J’ai travaillé aussi aux squattages : on partait à 4 heures du matin pour loger les familles à l’hôtel du Terminus, au viaduc d’Auteuil, au Pont de Sully. Moi, on m’avait mis au service d’éclairage : j’avais un paquet de bougies. Tu sais que quand on faisait des squattages, il n’y avait pas d’électricité ; c’étaient des maisons désaffectées, alors on m’avait mis au service d’éclairage et je mettais des bougies un peu partout. J’adorais ça, le matin à 5 heures, même plus tôt que 5  heures : il fallait que ça se fasse avant le jour.

Tu sais comment ça se faisait le squattage ? Il y avait un camion, et dedans il y avait une cuisinière avec du bois dedans. La première chose c’était de faire une nurserie, car il y avait toujours une dizaine de gosses et la plus belle pièce qu’on faisait, c’était toujours la nurserie. Il y avait la cuisinière, on l’installait, on la branchait bien comme il faut, on l’allumait et on mettait de l’eau à chauffer, et l’on mettait un peu partout des espèces de petits berceaux. Quand on avait fait cela, le commissaire de police venait, il ne pouvait plus les vider parce qu’il y avait trop d’enfants, les enfants étaient à l’abri. C’est ça que j’ai fait

Je ne bois plus

Et après, on m’a demandé si je voulais bien aller à la communauté itinérante. J’ai demandé ce qu’était une communauté itinérante. A l’époque la communauté était faite avec des légionnaires, des « bat’d’Af », des repris de justice, c’était tout un amalgame. Il y a eu beaucoup de types qui, quand ils étaient à jeun, étaient des chics types, mais quand ils étaient bourrés ils étaient des emmerdeurs de toute première. Et c’est là qu’on leur a dit : « Si tu veux rester à la communauté, il ne faut plus que tu boives ». Alors ils allaient se désintoxiquer. Mais moi j’ai jamais été me désintoxiquer, j’aimais bien boire un coup de pinard, Mais c’était affreux le pinard : ils avaient tous des retraites, c’était fantastique … Alors j’ai accepté d’aller à la communauté itinérante, pour encadrer des camarades pour les empêcher de boire. Le même jour j’ai plus fumé, j’ai plus bu, je ne suis pas plus mal pour ça. Depuis 35 ans que je suis à Emmaüs, je ne bois plus, je ne suis pas plus mal pour ça.

C’est comme ça que je suis venu à la communauté itinérante avec Paul D., responsable de l’époque.

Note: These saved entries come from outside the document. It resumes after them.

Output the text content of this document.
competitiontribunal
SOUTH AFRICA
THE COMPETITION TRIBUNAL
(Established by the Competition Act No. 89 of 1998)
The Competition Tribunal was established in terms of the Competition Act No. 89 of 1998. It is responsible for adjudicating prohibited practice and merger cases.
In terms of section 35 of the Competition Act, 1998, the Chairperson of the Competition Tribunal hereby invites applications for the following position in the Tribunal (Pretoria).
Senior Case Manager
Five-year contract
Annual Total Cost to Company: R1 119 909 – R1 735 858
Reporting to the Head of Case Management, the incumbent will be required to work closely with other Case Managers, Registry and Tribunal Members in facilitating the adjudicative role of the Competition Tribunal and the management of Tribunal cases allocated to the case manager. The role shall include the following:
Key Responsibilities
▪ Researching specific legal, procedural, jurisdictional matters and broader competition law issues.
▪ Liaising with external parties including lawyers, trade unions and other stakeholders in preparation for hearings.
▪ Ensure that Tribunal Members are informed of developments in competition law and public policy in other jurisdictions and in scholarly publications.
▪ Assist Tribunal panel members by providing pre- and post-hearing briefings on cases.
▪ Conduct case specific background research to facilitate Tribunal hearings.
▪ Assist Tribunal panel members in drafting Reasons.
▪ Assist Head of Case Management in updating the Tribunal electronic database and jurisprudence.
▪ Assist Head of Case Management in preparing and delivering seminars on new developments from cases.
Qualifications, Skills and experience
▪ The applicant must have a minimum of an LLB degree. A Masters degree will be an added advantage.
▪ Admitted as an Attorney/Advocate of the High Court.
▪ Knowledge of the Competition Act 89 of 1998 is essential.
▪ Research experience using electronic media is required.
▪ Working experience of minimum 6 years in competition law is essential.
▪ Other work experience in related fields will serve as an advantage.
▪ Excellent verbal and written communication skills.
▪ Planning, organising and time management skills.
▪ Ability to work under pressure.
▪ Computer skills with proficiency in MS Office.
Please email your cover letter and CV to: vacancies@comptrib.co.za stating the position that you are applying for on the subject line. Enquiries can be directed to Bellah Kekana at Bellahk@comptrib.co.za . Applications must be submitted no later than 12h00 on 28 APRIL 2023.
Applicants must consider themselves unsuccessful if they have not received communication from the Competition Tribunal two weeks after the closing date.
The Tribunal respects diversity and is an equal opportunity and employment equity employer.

Et puis je ne voulais pas les responsabilités, alors je partais un peu plus loin je quittais l’itinérante pour une autre communauté ; et un beau jour, j’étais arrivé, Paul me dit : « Voilà, il faut un responsable, tu vas faire le responsable ». C’est comme ça que je suis devenu responsable, mais l’itinérante j’adorais ça.

Fonder des communautés

J’aime pas les communautés fixes. J’en suis venu à les construire, mais comme un architecte, tu sais. Un architecte qui fait une maison, et qui s’interesse à d’autres projets. Moi, c’est un peu ça. Et puis il y en a qui sont capables de faire un bon responsable, mais ils ne sont pas capables de construire les communautés. Alors, il faut faire les deux, c’est bien, c’est pourquoi je le fais. C’est comme ça que je suis venu à Emmaüs, et que j’ai découvert quelque chose : je ne peux pas te l’expliquer bien, mais quelque chose que vraiment j’étais utile à la société. Il y avait des camarades comme moi, qui auraient pu faire leur vie ailleurs, mais ils sont restés car vraiment ils se sentaient utiles.

Je suis bohême, moi, je ne suis pas un intelletuel : mon seul diplôme que j’ai de l’Etat, c’est mon permis de conduire et je l’ai du à 44 ans.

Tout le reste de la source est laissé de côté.